On peut dire que les expériences de pensée comme celle-ci sont intrinsèquement intéressantes. Elles donnent à nos cerveaux imaginatifs et capables de résoudre des problèmes beaucoup de matière à ronger. Malheureusement, ce n'est pas ainsi que nous traitons les questions d'éthique de masse dans la réalité. En règle générale, nous élaborons des politiques qui ne nous obligent pas à assumer autant de responsabilités individuelles.

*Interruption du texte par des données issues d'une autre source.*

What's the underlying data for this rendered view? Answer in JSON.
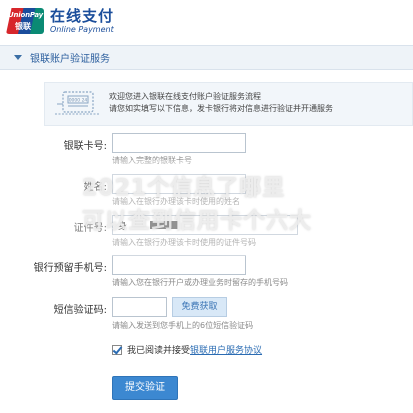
{
  "header": {
    "logo_badge_en": "UnionPay",
    "logo_badge_cn": "银联",
    "logo_cn": "在线支付",
    "logo_en": "Online Payment"
  },
  "panel": {
    "title": "银联账户验证服务",
    "notice_line1": "欢迎您进入银联在线支付账户验证服务流程",
    "notice_line2": "请您如实填写以下信息，发卡银行将对信息进行验证并开通服务"
  },
  "form": {
    "card_label": "银联卡号:",
    "card_hint": "请输入完整的银联卡号",
    "name_label": "姓名:",
    "name_hint": "请输入在银行办理该卡时使用的姓名",
    "id_label": "证件号:",
    "id_value": "身",
    "id_hint": "请输入在银行办理该卡时使用的证件号码",
    "phone_label": "银行预留手机号:",
    "phone_hint": "请输入您在银行开户或办理业务时留存的手机号码",
    "sms_label": "短信验证码:",
    "sms_button": "免费获取",
    "sms_hint": "请输入发送到您手机上的6位短信验证码",
    "agree_text": "我已阅读并接受",
    "agree_link": "银联用户服务协议",
    "submit": "提交验证"
  },
  "watermark": {
    "line1": "2021个信息了哪里",
    "line2": "可以查到信用卡个六大"
  },
  "colors": {
    "brand_blue": "#1b4e9b",
    "brand_red": "#d7262b",
    "brand_green": "#0a8a74",
    "link_blue": "#2b6cb3",
    "button_blue": "#3c88d1"
  }
}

Pour lutter contre le changement climatique, nous construisons de meilleures technologies renouvelables, nous imposons des taxes sur le carbone aux grands pollueurs et nous utilisons le pouvoir des accords mondiaux pour réduire les émissions. Cependant, si le fait de consommer moins de viande et de conduire moins sa voiture contribue à réduire les émissions de gaz à effet de serre, ses effets ne sont pas comparables à ceux des techniques collectives. Pour empêcher les gens de se noyer, nous engageons des sauveteurs, nous finançons les garde-côtes et nous construisons des clôtures pour empêcher les gens de tomber dans l'eau. Certes, il faut sauver l'enfant qui se noie, mais dans notre réalité, la situation ne s'aggravera probablement pas à ce point. Si l'expérience de pensée de Singer peut présenter un dilemme éthique intéressant, sa suggestion d'utiliser des solutions individualistes pour résoudre les problèmes d'une société entière ignore la réalité vitale selon laquelle nous ne comptons souvent pas sur la bonté des autres pour résoudre les grands problèmes.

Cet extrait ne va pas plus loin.